The crowd blurred around her. She felt Stacy’s absence like a wound. Maybe her friend would have pulled her away before she sank this deep. Maybe Sid would have demanded explanations, shielding her whether she wanted it or not. But they were not here. She had chosen this path alone, and now the door was open.
For the rest of the event she lingered at the edges, unable to leave, unable to approach again. She watched Xavier, how he moved, how he spoke, how every gesture seemed precise yet uncalculated. He was gracious but distant, attentive but untouched. A paradox of presence and absence.
When the last fan departed and the staff began to clear the table, Xavier rose. He glanced toward the crowd once more, his eyes sweeping until they landed on Divine. He gave the slightest nod, almost imperceptible, then turned and disappeared into the back room.
Divine’s knees weakened. She clutched the book as though it were the only thing keeping her from collapsing.
That night, back in her apartment, she sat at her desk and stared at the inscription again. The words glowed beneath the dim light, more alive than ink had any right to be. She ran her fingers over them, half expecting to feel heat or pulse.
Her phone buzzed. A message from Stacy again.
So did you meet him?
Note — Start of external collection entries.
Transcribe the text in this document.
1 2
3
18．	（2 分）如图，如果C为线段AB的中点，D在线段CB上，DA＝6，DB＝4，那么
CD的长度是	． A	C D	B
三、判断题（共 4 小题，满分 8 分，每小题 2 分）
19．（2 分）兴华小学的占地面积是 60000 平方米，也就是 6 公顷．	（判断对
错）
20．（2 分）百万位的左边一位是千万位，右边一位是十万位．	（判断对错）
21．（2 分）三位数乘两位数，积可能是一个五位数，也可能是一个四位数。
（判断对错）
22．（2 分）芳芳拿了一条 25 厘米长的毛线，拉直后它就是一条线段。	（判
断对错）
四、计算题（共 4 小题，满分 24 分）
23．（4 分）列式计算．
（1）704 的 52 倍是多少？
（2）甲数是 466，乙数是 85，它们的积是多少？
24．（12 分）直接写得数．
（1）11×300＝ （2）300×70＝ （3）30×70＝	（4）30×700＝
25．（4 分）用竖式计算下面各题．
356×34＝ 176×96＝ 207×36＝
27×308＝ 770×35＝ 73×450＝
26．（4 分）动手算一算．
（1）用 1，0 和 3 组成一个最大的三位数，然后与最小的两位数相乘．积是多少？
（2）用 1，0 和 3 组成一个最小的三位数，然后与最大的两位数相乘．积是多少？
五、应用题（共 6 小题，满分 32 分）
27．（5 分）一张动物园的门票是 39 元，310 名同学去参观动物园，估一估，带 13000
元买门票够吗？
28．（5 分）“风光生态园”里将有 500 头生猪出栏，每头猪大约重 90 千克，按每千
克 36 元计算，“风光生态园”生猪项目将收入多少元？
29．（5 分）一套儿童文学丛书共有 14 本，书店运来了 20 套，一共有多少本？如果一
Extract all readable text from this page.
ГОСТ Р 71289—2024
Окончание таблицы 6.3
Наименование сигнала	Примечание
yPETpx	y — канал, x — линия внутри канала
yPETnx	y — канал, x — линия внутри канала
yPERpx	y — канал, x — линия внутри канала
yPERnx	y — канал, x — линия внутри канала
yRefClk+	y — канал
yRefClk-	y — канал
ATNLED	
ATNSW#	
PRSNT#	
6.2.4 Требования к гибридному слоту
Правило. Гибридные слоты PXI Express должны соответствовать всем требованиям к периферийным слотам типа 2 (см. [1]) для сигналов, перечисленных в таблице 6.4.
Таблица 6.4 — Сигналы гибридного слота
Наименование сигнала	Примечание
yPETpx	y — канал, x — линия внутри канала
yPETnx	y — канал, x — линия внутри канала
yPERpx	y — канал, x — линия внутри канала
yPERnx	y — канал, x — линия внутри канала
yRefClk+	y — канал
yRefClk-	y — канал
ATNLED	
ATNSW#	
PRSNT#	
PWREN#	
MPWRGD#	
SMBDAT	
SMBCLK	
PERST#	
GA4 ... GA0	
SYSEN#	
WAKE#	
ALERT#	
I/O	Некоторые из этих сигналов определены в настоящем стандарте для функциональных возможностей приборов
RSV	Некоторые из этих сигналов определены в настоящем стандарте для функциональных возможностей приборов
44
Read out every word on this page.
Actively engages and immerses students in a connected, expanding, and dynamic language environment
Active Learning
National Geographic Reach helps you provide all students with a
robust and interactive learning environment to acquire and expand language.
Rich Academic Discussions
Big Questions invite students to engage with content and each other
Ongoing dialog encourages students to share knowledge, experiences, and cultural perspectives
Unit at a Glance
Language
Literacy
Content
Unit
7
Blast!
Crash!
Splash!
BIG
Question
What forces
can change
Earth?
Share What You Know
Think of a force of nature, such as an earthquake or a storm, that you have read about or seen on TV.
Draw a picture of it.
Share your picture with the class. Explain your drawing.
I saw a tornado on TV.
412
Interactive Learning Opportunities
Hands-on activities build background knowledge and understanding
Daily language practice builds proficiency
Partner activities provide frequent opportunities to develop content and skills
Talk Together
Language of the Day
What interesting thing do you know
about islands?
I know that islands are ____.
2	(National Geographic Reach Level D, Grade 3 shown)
How was it?
Divine typed back slowly.
He knew my name.
She stared at the screen, waiting. Three dots appeared, then vanished. Finally Stacy replied.
That is creepy. Are you sure he did not hear it from someone in the crowd?
Divine closed her eyes, remembering the weight of his gaze, the certainty in his tone. No, she thought. There was no mistake.
She did not answer Stacy. Instead she opened a blank page on her laptop, her fingers trembling over the keys. She wanted to write down everything, to capture the moment before it slipped into disbelief. Yet as she began typing, the words came out wrong. Sentences formed as if guided by a hand that was not hers.
At last, the story returns to its rightful owner.
She slammed the laptop shut, her heart racing. The room felt smaller, the shadows closer. Somewhere outside, a dog barked. Somewhere inside her, a truth shifted.
If Xavier had been writing about her all along, then perhaps meeting him had not been her choice at all. Perhaps it had been written too.
She sat in the darkness, clutching the book to her chest, torn between dread and desire. She knew she should be afraid. She knew she should never see him again. Yet deep within her, something whispered otherwise.
The story had returned. And stories demanded to be followed.